Pie XII
Le spécialiste de l’histoire de l’Italie contemporaine qu’est Pierre Milza ne pouvait pas ne pas consacrer un livre à Pie XII, un pape dont l’importance est manifeste pour la compréhension de l’évolution de l’Eglise au cours de la seconde moitié du XX° siècle. Biographie très classique, le Pie XII de Pierre Milza jouit d’une postériorité qui lui permet d’intégrer l’ensemble de ce que la communauté des chercheurs sait d’Eugenio Pacelli. Issu de la bourgeoisie romaine, fils d’une famille pieuse, le jeune Eugenio Pacelli a tôt fait de découvrir la vocation qui l’habite : il sera prêtre.
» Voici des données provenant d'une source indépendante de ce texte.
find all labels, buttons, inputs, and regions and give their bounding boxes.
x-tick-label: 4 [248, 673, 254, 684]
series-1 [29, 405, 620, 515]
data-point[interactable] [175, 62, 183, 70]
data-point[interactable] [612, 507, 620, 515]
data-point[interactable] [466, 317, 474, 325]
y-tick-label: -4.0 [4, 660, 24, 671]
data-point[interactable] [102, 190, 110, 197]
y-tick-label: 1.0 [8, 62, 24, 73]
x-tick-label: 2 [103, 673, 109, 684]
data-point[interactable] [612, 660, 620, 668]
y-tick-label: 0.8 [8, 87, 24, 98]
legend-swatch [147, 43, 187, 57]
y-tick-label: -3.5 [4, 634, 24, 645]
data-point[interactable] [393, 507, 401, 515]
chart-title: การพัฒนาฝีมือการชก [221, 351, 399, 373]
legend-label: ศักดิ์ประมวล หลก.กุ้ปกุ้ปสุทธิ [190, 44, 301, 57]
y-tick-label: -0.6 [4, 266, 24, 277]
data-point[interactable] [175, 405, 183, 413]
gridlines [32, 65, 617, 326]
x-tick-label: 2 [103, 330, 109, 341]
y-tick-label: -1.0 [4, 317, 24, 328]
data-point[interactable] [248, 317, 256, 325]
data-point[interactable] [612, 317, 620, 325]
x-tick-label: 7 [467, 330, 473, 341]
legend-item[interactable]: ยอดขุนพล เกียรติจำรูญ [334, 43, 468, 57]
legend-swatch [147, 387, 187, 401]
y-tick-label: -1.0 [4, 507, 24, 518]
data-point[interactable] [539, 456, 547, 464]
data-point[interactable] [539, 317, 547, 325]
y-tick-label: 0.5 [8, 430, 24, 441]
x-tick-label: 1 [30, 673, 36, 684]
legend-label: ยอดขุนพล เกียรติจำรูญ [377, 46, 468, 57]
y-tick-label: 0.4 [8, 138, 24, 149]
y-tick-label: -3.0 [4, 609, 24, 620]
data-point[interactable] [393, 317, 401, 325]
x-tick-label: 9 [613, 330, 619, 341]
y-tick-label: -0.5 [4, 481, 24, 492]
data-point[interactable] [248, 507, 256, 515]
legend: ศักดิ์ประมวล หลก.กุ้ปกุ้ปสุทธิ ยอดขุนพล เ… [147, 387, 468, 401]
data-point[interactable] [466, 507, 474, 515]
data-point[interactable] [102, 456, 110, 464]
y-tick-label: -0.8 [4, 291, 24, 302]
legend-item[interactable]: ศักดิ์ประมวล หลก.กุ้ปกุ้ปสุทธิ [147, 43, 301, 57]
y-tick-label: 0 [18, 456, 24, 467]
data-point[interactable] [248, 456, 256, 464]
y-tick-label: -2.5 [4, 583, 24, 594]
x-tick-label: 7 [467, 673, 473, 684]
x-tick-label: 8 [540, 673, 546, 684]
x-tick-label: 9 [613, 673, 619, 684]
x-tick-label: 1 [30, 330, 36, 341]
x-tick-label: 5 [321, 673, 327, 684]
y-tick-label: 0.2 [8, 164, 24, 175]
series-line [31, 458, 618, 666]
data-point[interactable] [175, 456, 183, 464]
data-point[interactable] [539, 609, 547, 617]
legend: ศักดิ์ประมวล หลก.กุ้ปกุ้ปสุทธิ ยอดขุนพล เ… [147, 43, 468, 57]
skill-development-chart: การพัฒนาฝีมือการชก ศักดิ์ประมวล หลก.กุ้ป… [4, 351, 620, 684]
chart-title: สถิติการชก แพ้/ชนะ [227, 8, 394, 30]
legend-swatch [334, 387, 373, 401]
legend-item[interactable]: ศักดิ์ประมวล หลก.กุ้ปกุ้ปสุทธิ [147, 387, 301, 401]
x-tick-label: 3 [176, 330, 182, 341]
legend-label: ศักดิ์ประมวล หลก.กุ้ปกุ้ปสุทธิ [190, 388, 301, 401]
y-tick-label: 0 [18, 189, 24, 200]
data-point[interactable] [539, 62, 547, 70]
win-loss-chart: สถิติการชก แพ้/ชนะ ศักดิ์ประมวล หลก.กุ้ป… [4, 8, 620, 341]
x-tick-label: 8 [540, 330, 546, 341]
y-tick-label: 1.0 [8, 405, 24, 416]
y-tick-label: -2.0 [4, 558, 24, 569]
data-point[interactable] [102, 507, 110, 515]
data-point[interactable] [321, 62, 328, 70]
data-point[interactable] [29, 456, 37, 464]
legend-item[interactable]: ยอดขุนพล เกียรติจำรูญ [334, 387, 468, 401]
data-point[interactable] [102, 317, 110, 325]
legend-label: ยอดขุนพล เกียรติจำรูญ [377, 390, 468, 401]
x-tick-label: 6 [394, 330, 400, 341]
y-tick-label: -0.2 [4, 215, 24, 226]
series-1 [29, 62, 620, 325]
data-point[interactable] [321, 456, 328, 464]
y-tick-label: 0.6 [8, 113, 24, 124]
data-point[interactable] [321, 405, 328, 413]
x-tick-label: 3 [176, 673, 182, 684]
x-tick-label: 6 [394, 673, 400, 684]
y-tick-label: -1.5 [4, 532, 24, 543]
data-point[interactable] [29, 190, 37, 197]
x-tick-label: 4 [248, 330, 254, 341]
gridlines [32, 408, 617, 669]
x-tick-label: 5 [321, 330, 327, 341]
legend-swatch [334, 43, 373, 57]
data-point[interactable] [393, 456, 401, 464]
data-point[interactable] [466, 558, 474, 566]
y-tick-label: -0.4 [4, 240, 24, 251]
Seulement, il était dit que ce brillant sujet ne saurait se contenter d’un office médiocre au service de la sainte Eglise romaine. Ses qualités d’intellectuel et de diplomate lui font brûler les étapes : nonce à Munich en 1917, puis à Berlin en 1925, secrétaire d’Etat du pape Pie XI en 1929… C’est en 1939, à la veille de la guerre, que les cardinaux l’élisent sur le trône de saint Pierre. Vient la guerre, la période des grands déchirements : que doit faire et que doit dire le pape devant l’étendue des crimes de guerre, la Shoah en premier lieu ? Diplomate à l’excès, soucieux du sort des catholiques de langue allemande, il condamne les crimes nazis avec une retenue qui donnera des arguments à ceux qui, tel l’auteur du Vicaire Rolf Hochhut, lui ont reproché avec force ses silences. En réalité, s’il abhorre le nazisme et montre son souci du peuple juif en sauvant de l’horreur des milliers de juifs italiens, Pie XII, sans doute en raison de sa germanophilie latente, déteste encore plus le communisme. « Si pour le parti de Hitler la question est celle de la mise en tutelle des Eglises dans le cadre d’un Etat autoritaire, voire totalitaire, pour les communistes il s’agit de mettre en place leur complète éradication » (p. 141-142)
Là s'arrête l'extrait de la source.